Activists in Afghanistan have been planning a massive protest against the country's appeals court for aquitting a man and quashing the death sentences of four others responsible for lynching a young woman after falsely accusing her of blasphemy.
"The appeal court decided to reduce the sentence -- three of them got 20 years in prison and one 10 years," appeals court judge Nasir Murid, the head of Kabul appeals court, told AFP.
In March, Farkhunda Malikzada was beaten, burned and thrown in a river after some men falsely accused her of burning a copy of Quran.
Judge Murid passed the order in a closed-door hearing on Wednesday, the Associated Press reported.
A commericial television channel, Tolo TV, reported that after the "secret trial", the custodian of the shrine, who was earlier sentenced to 16 years in prison for inciting the crowd, was acquitted on Wednesday.

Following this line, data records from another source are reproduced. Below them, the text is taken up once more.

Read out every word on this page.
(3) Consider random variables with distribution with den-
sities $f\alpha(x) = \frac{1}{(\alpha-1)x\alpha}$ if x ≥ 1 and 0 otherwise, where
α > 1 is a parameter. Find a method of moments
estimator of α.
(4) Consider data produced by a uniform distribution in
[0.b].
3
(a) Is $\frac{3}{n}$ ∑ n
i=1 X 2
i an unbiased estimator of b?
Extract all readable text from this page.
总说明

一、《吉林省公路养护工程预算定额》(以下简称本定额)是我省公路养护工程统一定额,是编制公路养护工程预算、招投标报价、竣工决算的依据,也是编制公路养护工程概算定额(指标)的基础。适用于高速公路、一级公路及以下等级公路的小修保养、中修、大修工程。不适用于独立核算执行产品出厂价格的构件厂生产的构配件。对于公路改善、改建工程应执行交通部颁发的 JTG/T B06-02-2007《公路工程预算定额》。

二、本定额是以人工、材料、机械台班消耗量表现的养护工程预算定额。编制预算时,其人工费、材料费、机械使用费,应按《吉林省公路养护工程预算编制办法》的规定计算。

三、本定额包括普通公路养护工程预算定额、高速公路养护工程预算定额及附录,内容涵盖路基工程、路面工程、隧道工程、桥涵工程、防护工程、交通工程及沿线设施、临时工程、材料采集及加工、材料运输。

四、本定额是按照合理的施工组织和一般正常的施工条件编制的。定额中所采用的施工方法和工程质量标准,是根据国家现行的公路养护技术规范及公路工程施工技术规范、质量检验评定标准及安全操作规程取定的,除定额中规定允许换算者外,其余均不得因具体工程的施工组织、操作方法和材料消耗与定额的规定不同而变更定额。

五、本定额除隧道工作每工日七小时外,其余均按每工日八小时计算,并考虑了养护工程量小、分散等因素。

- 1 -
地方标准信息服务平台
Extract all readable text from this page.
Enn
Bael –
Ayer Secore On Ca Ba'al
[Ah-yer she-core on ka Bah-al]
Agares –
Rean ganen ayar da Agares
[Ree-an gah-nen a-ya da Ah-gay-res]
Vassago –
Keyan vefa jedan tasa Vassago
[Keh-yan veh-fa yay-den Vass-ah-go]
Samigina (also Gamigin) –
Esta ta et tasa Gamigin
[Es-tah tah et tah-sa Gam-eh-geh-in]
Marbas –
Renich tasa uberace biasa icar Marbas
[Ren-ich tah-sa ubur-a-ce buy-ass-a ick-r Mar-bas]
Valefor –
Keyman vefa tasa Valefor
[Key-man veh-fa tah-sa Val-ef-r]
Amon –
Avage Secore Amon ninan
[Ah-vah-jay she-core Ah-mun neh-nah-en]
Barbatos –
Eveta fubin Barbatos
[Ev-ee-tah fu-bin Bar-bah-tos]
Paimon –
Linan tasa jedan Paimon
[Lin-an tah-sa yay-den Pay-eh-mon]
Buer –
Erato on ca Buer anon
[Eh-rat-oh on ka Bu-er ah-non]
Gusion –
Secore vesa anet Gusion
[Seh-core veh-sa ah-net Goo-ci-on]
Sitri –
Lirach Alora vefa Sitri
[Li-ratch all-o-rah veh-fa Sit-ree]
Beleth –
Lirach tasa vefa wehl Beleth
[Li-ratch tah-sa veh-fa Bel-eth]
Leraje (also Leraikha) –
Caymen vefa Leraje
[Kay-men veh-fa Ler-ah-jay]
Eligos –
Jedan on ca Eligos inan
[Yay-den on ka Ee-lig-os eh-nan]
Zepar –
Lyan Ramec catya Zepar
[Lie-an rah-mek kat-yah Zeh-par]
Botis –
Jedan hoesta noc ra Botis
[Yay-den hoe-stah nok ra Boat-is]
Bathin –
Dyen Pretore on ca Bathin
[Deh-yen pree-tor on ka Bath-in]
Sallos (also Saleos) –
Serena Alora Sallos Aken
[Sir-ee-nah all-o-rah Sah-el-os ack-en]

Farkhunda's family and civil society groups are now planning a mass protest. "It's not a court, it's just a show," her brother told BBC Persian. "The media should have been there, we should been there, the lawyers should have been there."
"It's a real theatre. The whole world laughs at the judicial system of Afghanistan. Do the judges have families, sisters, mothers – or not? Do they have a heart? We will not accept this decision."
Ramin Anwari, a fellow with the Asian Society, wrote on Twitter: "Lack of #justice & transparency is just unacceptable."
"We are planning massive protest against the court ruling on #Farkhunda. Lack of #justice & transparency is just unacceptable. #Afghanistan," he said in another tweet.